Huigi was laughing enough to seriously endanger himself. He'd bent forward to slap his knees. Suddenly, the black hand reached out and grabbed the vampire's neck, and began to throttle him. It was strange. Squigs could see that the vamp's throat was smooth white skin, but to the alien fingers, it felt as if it were covered in short, soft fur.

Then, as the white face began to turn blue, and the vamp's eyes bulged, Squigs told the hand to stop.

And it did.

"The damn thing's got a mind of its own, Huigi. No wonder you were so keen to get rid of it," said Kate, staring at the black hand.

"It's all right," said Squigs, in a voice of unconvincing reassurance. "I've got it under control now."

The vampire massaged his neck, now keeping a careful distance. "That's what they always say," he muttered in a bruised-throat voice. "But, Miss Kentigern, you ain't seen nothin' yet."

Squigs tried moving the fingers again. They obeyed. They were just more mobile and sensitive than he was used to. And there were more of them. But he had a right hand again! He held it out in triumph.

A pale nimbus danced above the black hand. The air grew abruptly colder. The flames of the black candles shrunk to pin-prick size. Squigs felt the claws dig into the back of his new hand. The semi-transparent blue and red parrot that had materialized there said, "Awk! Polly wants a piece of ectoplasm!"

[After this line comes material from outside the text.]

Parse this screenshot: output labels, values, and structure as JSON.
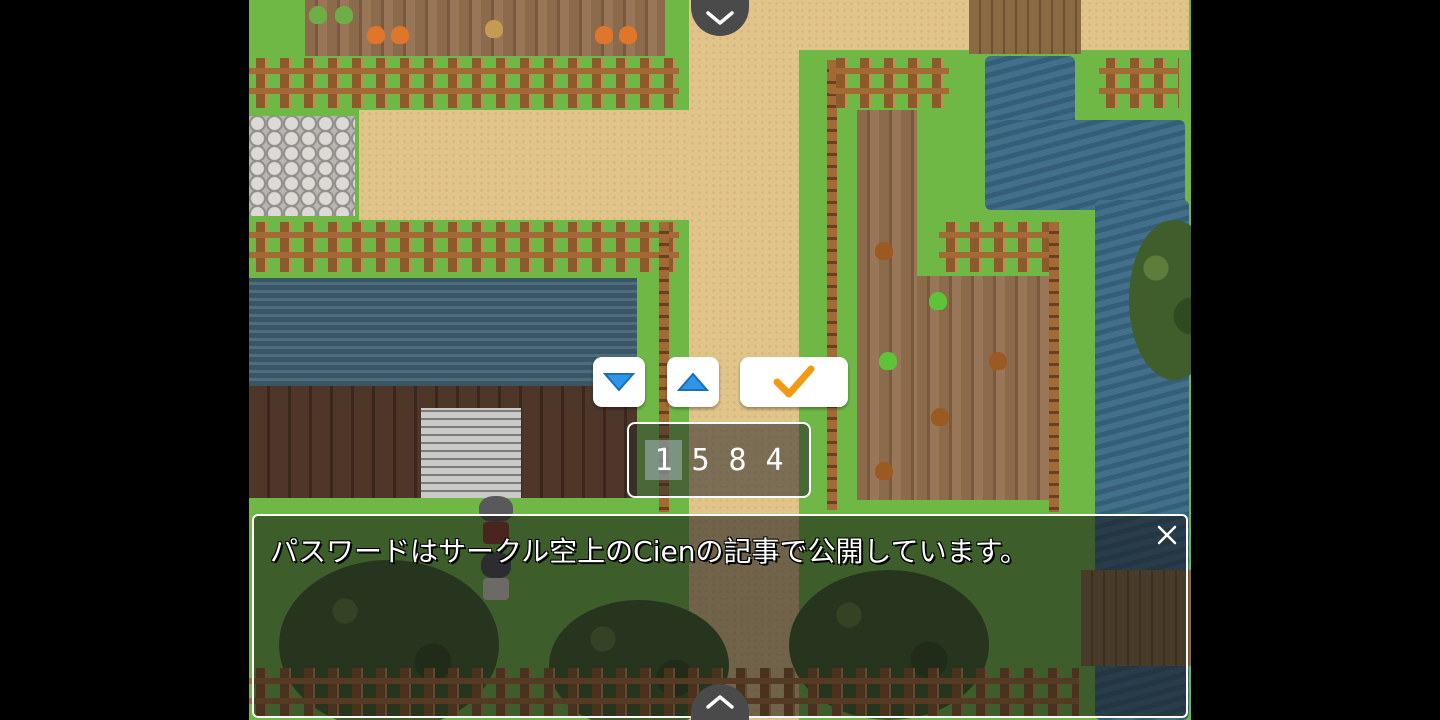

Squigs stared the apparition, the hairs on the back of his neck crawling. Alchemistical research had led him to discover that many of the things pooh-poohed by establishment science were real. . . . There had been some work on morphic resonance. But the reality was different to reading about it a dry tome. The dread specter opened its beak and belched, thunderously. As a cure for fear it worked remarkably well.

The vampire was rolling about on the floor laughing. The ghostly parrot turned a beady ghostly eye on him. "Who's a pretty boy then? Awk!" it asked and cracked its beak like a pistol shot. Then abruptly it vanished.